論文タイトル
Accessing unexplored regions of sequence space in directed enzyme evolution via insertion/deletion mutagenesis
出典
Nat Commun. 2020 Jul 10;11(1):3469.

Accessing unexplored regions of sequence space in directed enzyme evolution via insertion/deletion mutagenesis - PubMed
Insertions and deletions (InDels) are frequently observed in natural protein evolution, yet their potential remains untapped in laboratory evolution. Here we in...
確認したいこと
- 分子進化手法の最新技術
要旨
- トランスポゾンを利用して、欠失と挿入を伴う変異ライブラリの構築技術(TRIAD)を開発した
- TRIADをアリルエステラーゼに適応し、酵素活性を改善させた
用語
- InDels: insertions and deletions
- TRIAD: transposon-based mutagenesis approach
- PTE: phosphotriesterase
- AE: arylesterase
解説など
トランスポゾンとは、ゲノム上を転移する塩基配列を指します。トランスポザーゼと呼ばれる酵素が、トランスポゾンの両末端に含まれる反復配列を認識し、ゲノム配列からトランスポゾンを切り出します。その後、このトランスポゾンは部位非特異的にゲノムに再挿入されます。
本研究では、トランスポゾンの両末端に、TypeIIS制限酵素を含めたデザインを設計していることが、技術のカギとなります。

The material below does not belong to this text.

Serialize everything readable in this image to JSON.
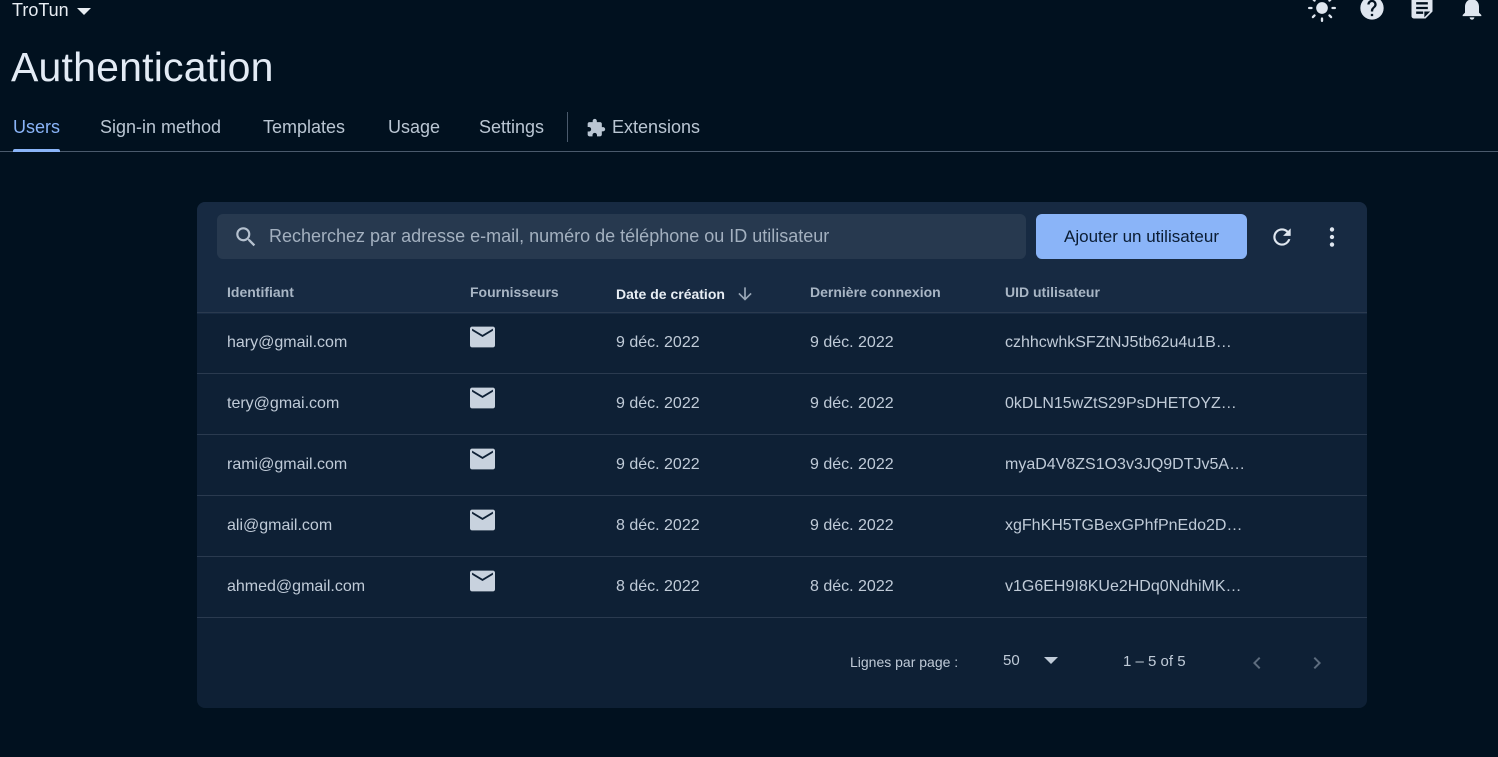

まず、このトランスポゾンカセットを、標的遺伝子に部位非特異的に挿入します。その後、人為的にTypeIIS制限酵素でトランスポゾンを除去すると、制限酵素認識配列の外側にある標的遺伝子が3bp欠失することになります。この断片をセルフライゲーションすることで、3bp分欠失された標的遺伝子を調製することができます。
TypeIIS制限酵素認識配列を正しく設計することで、3bpの欠失は原理的には確実に守られるため、フレームシフトを起こさず、欠失した遺伝子を調製することが可能になります。
挿入される箇所のバイアスは緩く、基本的にはどこにでも挿入可能です。5日間に及ぶ簡単なクローニング手順で、大規模な欠失・挿入ライブラリを構築できたと、本論文では言及されています。